Charters Bite Dust as Texas Ends Branch Fight

Texas has officially opened the door to interstate branching, and Alabama banking companies are walking right in.

One eliminated its Texas charter last month, and two others are working at it. Colonial BancGroup's lead bank, in Montgomery, absorbed the company's Dallas bank subsidiary last month.

Compass Bancshares and Regions Financial Corp., both based in Birmingham, are making similar charter conversions. Compass' Houston bank is fading out this month; Regions is halfway through eliminating its seven bank charters in Texas.

NationsBank Corp. of Charlotte, N.C., led the way, but had to take on the Texas banking commissioner to do so.

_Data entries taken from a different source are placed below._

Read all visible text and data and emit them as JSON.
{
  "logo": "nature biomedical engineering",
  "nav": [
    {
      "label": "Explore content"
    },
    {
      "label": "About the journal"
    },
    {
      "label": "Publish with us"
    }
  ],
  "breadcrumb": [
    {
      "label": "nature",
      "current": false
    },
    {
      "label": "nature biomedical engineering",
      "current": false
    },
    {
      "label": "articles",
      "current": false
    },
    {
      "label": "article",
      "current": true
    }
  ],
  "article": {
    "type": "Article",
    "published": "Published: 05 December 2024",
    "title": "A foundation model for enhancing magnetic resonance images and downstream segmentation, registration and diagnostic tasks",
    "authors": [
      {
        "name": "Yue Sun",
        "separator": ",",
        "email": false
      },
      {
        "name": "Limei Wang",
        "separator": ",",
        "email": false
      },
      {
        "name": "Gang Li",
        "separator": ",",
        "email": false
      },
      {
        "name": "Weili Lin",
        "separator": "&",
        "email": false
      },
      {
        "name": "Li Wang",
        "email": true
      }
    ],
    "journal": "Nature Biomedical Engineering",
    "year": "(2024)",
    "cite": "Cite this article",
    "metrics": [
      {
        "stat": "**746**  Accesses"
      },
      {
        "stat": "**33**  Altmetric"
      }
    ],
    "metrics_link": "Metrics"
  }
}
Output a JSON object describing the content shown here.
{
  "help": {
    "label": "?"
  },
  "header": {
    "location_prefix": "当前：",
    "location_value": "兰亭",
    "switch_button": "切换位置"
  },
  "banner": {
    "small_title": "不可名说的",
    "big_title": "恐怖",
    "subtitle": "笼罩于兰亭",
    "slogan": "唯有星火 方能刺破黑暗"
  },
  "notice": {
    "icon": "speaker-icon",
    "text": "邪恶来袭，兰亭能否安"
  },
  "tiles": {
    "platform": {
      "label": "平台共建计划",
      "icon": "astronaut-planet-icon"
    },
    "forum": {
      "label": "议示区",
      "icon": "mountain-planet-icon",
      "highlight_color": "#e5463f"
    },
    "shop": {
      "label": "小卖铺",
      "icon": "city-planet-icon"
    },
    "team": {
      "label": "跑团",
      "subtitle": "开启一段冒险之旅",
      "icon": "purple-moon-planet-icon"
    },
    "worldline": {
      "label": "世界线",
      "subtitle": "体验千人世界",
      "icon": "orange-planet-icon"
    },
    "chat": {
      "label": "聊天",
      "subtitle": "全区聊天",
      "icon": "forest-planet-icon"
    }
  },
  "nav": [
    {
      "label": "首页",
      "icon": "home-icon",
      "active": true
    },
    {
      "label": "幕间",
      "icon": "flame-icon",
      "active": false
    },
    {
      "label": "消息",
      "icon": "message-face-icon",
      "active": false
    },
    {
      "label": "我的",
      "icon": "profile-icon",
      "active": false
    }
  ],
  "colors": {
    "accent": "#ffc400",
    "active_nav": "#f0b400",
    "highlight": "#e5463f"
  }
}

In a three-year battle, Commissioner Catherine A. Ghiglieri claimed NationsBank could not branch interstate because Texas had opted out of the federal Riegle-Neal branching law. But NationsBank won the day last spring when the U.S. Supreme Court refused to hear the case.

"That's over. We're starting to go down the path of interstate branching," Ms. Ghiglieri said in an interview last week. In light of industry changes, her office has also recently said that out-of-state banks may hold deposits for municipalities and other public entities.

The commissioner said a task force she formed to study which Texas laws need revising has identified dozens of them, including escheat, unclaimed property, and probate laws.

The franchise-tax law also needs to be changed, Ms. Ghiglieri said.

The state cannot now collect from a bank that has only branches in Texas, she said.